In the film, Charles Evers, the late brother of assassinated civil rights leader Medgar Evers, flashes his gun on screen to indicate that Black activists like him had stayed armed and ready to protect themselves from white supremacist violence. And James Jackson, the bold and courageous leader of the Deacons in Natchez, took advantage of his position as a barber to covertly recruit new members. “A lot of the conversations about armed resistance and nonviolence” took place, Lichtenstein told me, “in the casual intimacy of his shop.”

In August 1965, Evers, with the support of several local civil rights groups, delivered to Natchez Mayor John Nosser 12 demands that included the city’s denouncement of the Ku Klux Klan, the desegregation of schools and the appointment of Black school board members.

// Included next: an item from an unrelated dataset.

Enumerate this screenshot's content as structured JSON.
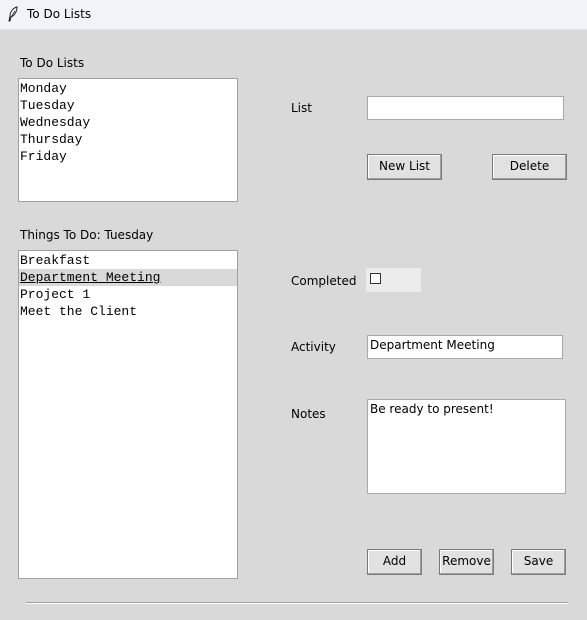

Weaving together narratives of those who were present at the time and vivid outtakes from Ed Pincus’ 1967 film "Black Natchez," "American Reckoning" captures the tense moment when members of the Black community learned that Nosser not only rejected their demands but also imposed a curfew, and the governor called in the National Guard. Those Black residents responded by boycotting the white businesses in Natchez. Viewers catch a glimpse of the crucial role Black women played in that organizing as Jessie Bernard Williams, a leading civil rights figure in town, called on Black men to stand up to do their part. “If the children can walk the line,” she said, “then you can protect them.”

The boycott was so successful that six white businesses closed after just a few weeks. Three months after the Metcalf bombing, Nosser conceded to the demands of Black activists. Soon, in a major victory for activists, six Black police officers were hired and several public facilities were desegregated, major evidence that the fight had not been in vain.

About a year after the boycott, however, Jackson was assassinated — an act of violence that served as a bitter reminder that the fight was far from over. Black activists in Natchez rallied together again, seeking justice for Jackson’s family that remains elusive to this day.